Home-grown organic corn syrup.

In the farming season, I find that when a customer asks me what my favorite vegetable is I often answer with whatever has just ripened and is freshest at that moment. In early spring, it’s bok choy; in June, snap peas; in July, I love summer squash (but only because I’m not sick of harvesting it yet); in August, it’s the first fresh tomatoes that steal my heart. But of all the harvests I look forward to, there’s none that quite compete with the anticipation of the first corn syrup of the season. When the weather cools down and the wind starts to rustle through the partially dried corn stalks, I make my way out to the fields for the first tappings.

The process of growing your own organic corn syrup is a little labor intensive, but it’s worth it if you want to get this home-grown, high quality sweetener – which, believe me, you do. There are a few pieces of the process that are key to your success, so please read on if you’re interested in growing this specialty crop.

 

Variety Selection

Setting taps in the fall.

The first step to harvesting good corn syrup is appropriate variety selection. The varieties you select will determine if you harvest regular corn syrup or high fructose corn syrup. This difference is determined by the corn’s genetic type, which you can read about on page 22 of our 2019 seed catalog. Basically, standard (su), sugary enhanced (se) and tablesweet (se+) corns result in a regular corn syrup harvest. The more advanced genetic types like synergistic (sy), supersweet (sh2) and augmented (augmented sh2) result in a high fructose corn syrup harvest. I find that regular corn syrup is enough of a sweetener for me, since I tend to only use it to lightly sweeten my coffee, and in the occasional pie around the holidays. But for those of you with a serious sweet tooth, a high fructose corn syrup variety might be the best choice.

 

When to Plant

In order to establish enough sugar content in the corn stalks to reap a good corn syrup harvest, you’ll want to plant as early as you can, though the soil needs to be at least 65°F for good germination. I like to direct seed, as it saves me time and propagation space. Even in our short seasons here in northern Vermont, we still have enough growing time to yield a good syrup harvest in the fall from a direct seeded crop. Treating the corn seed by soaking it in corn syrup for a day before planting (using the last of the previous year's harvest works great for this) will help give the seed a jump start for germination and vigor.

 

When to Harvest

Harvesting sap.

As soon as the nighttime temperatures dip below 30°F, you’ll want to set your first taps. The cool weather signals the plants to start moving sugars from their mature ears back down into their root systems, and that’s when the sap really starts flowing. In good harvest years, when the weather is just right, you’ll be able to harvest for 3-4 weeks before a good hard frost knocks the plants down for good.

 

 

How to Harvest

The harvest of home-grown corn syrup takes a few special tools, but they can be easily found at your local hardware retailer, box store, or even kitchen supply outlet. You will need:

  • Miniature maple sugaring taps
  • Miniature maple sugaring buckets
  • 5 gallon buckets (for collecting into)

I was able to fashion my own taps to make them look like corn on the cob holders, which adds to the charm of harvesting. Plus, it was a good winter project. Simply tap the base of each corn stalk, roughly 1.5-2 feet above the ground, and carefully hang a bucket from each tap.

The miniature buckets will fill up with sap about twice a day in the height of the harvest season. So, you’ll be kept busy during those 3-4 weeks when the sap is really running. Once you have collected your sap, it’s time to start boiling.

 

Boiling Sap to Make Syrup

Boiling sap.

The length of time you boil your harvest will determine the grade of your corn syrup, ranging from light (~12 hours) to dark (~18 hours).

 

Boiling can be done on a stovetop, woodstove, or an outdoor fire pit. Your setup will depend on your scale, and of course your staffing.
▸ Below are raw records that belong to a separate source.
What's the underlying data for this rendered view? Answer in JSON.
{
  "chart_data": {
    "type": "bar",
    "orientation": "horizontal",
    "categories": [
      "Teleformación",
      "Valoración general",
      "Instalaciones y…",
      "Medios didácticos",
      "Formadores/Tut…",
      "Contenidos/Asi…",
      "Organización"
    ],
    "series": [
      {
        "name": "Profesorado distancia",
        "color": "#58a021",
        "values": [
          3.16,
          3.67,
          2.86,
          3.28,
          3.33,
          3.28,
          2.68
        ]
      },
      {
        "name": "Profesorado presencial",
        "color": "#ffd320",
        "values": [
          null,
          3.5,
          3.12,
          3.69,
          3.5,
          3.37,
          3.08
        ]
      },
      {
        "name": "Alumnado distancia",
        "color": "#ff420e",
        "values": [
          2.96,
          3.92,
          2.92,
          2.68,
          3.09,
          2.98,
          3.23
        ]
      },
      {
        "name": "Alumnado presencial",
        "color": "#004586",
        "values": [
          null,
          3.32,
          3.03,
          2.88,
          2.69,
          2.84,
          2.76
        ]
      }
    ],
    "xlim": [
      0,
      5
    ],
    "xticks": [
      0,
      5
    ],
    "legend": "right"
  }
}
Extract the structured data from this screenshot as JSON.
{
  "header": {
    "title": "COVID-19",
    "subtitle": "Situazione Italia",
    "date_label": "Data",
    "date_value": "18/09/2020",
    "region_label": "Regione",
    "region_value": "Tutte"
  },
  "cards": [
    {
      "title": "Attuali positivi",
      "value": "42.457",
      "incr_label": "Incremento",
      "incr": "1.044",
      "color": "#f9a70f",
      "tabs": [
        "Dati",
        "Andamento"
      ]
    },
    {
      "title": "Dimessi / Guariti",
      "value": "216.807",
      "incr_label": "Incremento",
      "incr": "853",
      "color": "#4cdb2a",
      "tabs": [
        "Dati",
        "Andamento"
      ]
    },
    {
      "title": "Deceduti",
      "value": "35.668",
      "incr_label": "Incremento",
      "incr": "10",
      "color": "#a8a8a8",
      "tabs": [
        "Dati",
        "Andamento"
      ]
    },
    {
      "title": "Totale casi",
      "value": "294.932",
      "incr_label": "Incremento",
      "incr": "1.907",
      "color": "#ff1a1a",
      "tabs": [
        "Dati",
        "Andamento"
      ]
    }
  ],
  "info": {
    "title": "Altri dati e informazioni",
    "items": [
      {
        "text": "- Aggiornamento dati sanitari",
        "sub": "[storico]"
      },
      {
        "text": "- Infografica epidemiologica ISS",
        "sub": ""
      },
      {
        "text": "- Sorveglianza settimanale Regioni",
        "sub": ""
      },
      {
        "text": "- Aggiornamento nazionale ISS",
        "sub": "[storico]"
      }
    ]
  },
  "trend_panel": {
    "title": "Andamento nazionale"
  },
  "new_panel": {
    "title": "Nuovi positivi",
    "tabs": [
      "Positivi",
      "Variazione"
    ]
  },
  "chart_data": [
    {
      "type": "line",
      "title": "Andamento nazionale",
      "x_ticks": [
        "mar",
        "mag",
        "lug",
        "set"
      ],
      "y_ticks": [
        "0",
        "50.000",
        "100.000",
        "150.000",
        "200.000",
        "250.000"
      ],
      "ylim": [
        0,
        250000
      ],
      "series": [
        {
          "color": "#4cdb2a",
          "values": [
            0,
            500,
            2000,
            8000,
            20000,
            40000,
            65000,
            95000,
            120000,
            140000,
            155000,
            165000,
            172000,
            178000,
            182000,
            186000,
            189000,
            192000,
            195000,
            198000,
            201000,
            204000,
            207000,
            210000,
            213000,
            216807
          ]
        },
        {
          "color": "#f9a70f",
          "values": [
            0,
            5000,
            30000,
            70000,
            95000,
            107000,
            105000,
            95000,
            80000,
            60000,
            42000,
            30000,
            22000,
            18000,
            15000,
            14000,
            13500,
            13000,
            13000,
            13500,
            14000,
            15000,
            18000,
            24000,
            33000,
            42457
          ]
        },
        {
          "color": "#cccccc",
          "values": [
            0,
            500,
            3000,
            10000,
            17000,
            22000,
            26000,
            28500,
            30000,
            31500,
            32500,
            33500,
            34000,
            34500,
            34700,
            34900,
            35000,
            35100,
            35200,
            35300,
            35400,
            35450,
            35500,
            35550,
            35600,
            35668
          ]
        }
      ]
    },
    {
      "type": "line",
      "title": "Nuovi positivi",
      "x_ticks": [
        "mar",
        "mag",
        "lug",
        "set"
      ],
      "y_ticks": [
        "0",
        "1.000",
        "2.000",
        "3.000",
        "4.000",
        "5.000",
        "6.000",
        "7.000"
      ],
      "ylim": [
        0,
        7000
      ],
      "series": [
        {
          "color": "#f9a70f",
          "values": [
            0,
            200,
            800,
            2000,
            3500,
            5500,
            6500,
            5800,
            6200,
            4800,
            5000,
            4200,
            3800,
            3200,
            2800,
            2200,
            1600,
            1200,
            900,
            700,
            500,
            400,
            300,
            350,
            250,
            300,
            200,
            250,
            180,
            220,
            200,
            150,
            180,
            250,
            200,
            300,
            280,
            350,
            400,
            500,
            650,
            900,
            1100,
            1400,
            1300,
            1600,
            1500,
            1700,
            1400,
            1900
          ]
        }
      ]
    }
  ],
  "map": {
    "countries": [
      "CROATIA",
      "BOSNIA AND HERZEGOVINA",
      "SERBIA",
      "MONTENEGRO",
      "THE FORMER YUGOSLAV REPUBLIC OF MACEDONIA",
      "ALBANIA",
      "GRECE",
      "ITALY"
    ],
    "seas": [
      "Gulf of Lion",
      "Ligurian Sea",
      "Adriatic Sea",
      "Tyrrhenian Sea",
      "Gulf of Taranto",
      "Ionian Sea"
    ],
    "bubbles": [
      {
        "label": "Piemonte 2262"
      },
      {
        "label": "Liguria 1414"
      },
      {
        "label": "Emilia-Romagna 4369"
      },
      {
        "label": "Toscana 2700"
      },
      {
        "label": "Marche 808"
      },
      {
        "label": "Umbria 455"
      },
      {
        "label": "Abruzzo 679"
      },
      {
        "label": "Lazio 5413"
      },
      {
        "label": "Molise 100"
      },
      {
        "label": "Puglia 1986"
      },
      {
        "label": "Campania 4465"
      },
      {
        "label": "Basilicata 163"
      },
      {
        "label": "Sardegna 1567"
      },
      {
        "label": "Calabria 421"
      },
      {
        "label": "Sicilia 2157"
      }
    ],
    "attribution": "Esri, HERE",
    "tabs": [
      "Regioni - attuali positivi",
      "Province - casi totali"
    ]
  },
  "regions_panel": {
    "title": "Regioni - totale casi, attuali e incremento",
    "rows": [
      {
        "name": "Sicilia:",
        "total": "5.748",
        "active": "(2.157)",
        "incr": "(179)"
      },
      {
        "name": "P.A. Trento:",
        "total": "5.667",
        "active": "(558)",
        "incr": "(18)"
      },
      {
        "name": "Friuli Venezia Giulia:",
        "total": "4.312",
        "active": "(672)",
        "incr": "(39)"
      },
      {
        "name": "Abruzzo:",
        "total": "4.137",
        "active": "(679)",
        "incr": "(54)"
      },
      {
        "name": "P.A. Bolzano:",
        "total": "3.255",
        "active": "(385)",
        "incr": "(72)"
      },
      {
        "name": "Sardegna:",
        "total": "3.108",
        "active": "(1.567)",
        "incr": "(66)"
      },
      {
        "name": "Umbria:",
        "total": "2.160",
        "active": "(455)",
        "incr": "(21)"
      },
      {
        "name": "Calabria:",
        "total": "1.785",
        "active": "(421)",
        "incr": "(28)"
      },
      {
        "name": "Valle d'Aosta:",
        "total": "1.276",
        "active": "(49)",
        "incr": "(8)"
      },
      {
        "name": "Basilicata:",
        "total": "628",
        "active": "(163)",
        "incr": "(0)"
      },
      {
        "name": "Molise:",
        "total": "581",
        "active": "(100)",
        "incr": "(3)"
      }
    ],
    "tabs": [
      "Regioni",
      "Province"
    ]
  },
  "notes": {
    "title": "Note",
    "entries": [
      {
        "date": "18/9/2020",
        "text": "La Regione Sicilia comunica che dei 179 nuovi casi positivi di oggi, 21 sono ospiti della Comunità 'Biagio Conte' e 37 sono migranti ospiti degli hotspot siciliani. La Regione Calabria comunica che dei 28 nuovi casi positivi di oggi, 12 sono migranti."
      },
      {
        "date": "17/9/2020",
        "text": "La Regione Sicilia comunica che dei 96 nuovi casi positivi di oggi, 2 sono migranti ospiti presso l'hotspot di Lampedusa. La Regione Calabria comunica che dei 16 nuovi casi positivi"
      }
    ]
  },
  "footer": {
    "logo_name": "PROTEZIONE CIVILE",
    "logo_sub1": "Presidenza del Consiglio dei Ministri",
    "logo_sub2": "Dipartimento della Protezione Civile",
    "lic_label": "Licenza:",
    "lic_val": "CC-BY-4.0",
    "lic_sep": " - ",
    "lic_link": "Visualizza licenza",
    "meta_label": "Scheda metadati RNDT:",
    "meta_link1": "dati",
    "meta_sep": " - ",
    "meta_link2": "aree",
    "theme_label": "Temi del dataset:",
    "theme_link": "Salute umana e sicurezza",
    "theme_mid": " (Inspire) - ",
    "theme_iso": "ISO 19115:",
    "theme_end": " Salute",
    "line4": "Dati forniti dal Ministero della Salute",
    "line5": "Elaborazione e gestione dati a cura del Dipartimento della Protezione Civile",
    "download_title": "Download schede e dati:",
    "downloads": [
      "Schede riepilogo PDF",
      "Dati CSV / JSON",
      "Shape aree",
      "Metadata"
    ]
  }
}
Since the boiling process takes so long, you’ll need to make sure you have someone watching the heat source at all times.

Simply fill a large pot roughly ¾ full with sap, and boil it down until it is ¼ - ½ its starting volume. Then you can start to add more sap, but try to maintain a constant boil. As the volume decreases and the sap thickens to syrup, you can start transferring to smaller and smaller pots until you’ve reached your desired grade.

As I mentioned, growing your own corn syrup is a little labor intensive, but the result is a stash of delicious home-grown corn syrup for the rest of the year.

 

Happy April Fools’ from High Mowing Organic Seeds!